* Xen newbie: inter-domain communication
@ 2005-01-07 10:42 Chotu Ram
2005-01-08 2:59 ` Derrik Pates
2005-01-08 3:25 ` Mark Williamson
0 siblings, 2 replies; 6+ messages in thread
From: Chotu Ram @ 2005-01-07 10:42 UTC (permalink / raw)
To: xen-devel
Hi All,
I have started exploring Xen couple of weeks back and have some questions
regarding the inter-domain communication and the save/restore method used
for hibernation of domains.
1. As far as I can understand (and I might be wrong) Xen maintains two
domains dom0 (control domain) and dom1 (the other guest OSes). When the
documentation says inter-domain communication, is it only referring to the
communication between the dom0 and dom1, or it can also be applied to the
communication among the guest OSes (unprivileged that is).
2. What are the capabilities of the inter-domain communication method.

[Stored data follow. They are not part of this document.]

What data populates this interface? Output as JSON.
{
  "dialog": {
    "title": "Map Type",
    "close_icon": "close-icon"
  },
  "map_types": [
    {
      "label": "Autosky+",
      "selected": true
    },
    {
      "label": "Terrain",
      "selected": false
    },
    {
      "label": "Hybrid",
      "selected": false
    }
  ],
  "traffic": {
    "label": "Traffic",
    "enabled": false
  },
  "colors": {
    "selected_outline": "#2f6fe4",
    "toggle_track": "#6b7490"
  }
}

Specifically: what protocol is used to communicate?, what kind of
information can be communicated? Can this communication be used for
logging/auditing? Does anybody has any experience using this method or has
any working example?
3. When the domain save operation is done, Xen saves the memory image to a
file and then uses it back to restore the domain (with xm save/restore
commands). What is the format of this image file. Can it be read somehow to
know the status of the guest OS when it was hibernated? I am sure restore
function will read it somehow and use it to restore the domain, but any
direct way to understand it... like an example or something like that?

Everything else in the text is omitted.